Other parts of the Vatican Museums and Collections include:

  • Near Eastern Antiquities

  • Alexandria and Palmyra

  • Antiquities from Palestine

  • Room of the Assyrian relief sculptures

  • Gregorian Etruscan Museum

  • Antiquarium romanum

  • Collection of vases

  • Classical Antiquities (Greek and Roman)

  • Pio Christian Museum (with the Christian and Hebrew Lapidary)

  • Pinacoteca (picture gallery)

  • Tapestries

  • Ceramics (18th-19th century)

  • Miniature mosaics

  • Collection of Modern Religious Art

  • Missionary-Ethnological Museum

  • Museo Sacro (formerly part of the Vatican Library)

  • Gregorian Profane Museum

  • Belvedere Palace

  • Upper Galleries (Gallery of the Candelabra; of Tapestries and of Maps)
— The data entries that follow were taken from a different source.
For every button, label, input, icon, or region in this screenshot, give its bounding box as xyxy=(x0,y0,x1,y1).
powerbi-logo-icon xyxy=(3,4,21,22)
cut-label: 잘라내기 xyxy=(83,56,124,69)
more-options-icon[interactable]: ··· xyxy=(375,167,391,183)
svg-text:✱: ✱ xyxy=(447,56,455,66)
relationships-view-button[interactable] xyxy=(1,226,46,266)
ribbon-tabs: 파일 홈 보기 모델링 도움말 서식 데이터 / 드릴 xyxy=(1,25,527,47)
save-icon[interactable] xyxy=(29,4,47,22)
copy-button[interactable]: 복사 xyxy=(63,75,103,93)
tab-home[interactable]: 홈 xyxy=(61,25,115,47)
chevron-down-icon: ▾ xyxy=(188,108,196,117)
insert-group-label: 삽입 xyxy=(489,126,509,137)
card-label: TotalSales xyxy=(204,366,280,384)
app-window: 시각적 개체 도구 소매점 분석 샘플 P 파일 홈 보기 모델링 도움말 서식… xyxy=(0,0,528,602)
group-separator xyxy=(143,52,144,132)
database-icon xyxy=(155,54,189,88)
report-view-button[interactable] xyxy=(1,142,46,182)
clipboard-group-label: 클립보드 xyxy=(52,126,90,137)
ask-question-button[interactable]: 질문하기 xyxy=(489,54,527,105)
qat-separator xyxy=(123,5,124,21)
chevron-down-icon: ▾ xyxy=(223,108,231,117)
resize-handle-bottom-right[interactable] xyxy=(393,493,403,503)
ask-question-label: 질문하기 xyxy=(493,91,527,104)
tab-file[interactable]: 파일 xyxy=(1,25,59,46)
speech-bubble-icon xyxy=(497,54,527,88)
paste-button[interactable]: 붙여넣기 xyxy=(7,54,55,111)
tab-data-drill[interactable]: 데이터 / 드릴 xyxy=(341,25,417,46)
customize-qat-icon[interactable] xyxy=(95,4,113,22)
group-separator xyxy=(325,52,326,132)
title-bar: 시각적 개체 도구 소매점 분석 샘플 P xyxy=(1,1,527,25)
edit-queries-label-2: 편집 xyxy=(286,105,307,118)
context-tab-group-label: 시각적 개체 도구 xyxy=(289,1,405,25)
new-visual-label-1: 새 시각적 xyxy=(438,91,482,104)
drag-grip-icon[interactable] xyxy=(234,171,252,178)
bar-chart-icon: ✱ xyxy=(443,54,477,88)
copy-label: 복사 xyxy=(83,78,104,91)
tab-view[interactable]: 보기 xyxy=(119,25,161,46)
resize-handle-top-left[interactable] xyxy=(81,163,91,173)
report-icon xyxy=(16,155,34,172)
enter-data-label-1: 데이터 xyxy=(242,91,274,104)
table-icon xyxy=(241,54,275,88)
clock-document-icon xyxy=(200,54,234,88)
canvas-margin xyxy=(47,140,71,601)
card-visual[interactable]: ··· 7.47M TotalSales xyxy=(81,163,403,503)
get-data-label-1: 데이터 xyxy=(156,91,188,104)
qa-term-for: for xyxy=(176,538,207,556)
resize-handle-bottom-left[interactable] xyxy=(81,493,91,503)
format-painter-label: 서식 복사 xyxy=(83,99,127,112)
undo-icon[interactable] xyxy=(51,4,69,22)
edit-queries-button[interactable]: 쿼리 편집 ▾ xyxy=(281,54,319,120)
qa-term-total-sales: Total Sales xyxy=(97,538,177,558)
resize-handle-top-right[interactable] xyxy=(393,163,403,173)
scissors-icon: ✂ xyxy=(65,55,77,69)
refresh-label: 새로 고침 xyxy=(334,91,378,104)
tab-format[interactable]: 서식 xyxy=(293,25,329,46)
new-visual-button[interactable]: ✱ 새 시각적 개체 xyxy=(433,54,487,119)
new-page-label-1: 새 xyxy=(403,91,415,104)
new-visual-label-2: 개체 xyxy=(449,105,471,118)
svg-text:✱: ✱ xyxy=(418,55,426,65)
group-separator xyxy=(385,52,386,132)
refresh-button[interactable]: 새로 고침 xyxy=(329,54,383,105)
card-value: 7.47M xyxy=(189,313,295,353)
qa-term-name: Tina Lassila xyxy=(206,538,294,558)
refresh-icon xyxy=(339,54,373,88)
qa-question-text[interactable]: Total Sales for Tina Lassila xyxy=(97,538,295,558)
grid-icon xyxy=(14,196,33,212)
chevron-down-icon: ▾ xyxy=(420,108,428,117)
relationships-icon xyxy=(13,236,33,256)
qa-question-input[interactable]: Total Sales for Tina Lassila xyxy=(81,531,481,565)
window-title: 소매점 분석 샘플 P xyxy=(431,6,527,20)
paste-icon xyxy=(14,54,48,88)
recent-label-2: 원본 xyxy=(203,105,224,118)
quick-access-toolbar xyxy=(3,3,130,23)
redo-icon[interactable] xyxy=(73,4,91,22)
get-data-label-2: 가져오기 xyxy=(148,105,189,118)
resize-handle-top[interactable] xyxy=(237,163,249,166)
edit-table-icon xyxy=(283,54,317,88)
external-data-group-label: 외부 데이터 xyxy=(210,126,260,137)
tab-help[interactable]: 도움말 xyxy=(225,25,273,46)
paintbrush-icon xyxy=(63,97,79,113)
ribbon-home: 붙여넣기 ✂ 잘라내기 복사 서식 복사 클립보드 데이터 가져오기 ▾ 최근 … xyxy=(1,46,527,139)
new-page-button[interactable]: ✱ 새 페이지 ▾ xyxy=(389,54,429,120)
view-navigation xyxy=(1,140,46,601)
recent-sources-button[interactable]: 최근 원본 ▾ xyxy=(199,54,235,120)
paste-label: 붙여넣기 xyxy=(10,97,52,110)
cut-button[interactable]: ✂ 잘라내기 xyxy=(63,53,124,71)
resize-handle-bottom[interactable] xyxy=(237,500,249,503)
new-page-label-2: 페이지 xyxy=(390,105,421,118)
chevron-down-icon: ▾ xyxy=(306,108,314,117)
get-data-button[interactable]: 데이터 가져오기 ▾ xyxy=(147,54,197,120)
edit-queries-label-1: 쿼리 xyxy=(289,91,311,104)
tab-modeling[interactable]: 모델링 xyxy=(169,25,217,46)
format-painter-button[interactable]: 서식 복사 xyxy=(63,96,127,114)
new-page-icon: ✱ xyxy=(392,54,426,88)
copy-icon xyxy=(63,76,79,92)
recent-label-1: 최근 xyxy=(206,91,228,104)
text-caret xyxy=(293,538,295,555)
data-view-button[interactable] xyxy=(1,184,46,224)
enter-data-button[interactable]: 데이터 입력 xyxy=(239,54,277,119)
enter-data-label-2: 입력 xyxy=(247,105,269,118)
  • Apartment of St. Pius V

  • Sala delle Dame

  • Room of the Immaculate Conception

  • Raphael Stanze

  • Room of the Chiaroscuri

  • Chapel of Nicholas V

  • Chapel of Urban VIII

  • Sistine Chapel

  • Borgia Apartment

  • Salone Sistino

  • Room of the Aldobrandini Wedding

  • Lower Galleries (Urban VIII, Alexandrine, Clementine)
Of course, you can't take pictures in the Sistine Chapel. Well, I guess you could, but it would be as risky as bringing cheese home in your suitcase. You could do it, but a uniformed guard might come to take you away. You can, however, take pictures in some of the other areas of the Museums. During my visit to the Vatican Egyptian Museum, it was mentioned, by a source that will go unnamed by me, The Museum of Egyptian Antiquities in Cairo would like to have some of their antiquities 'returned'. Italian authorities are apparently 'making excuses and dragging their feet'. I've seen Romans make excuses AND drag their feet.
Getting their artifacts back may take the Egyptians quite some time.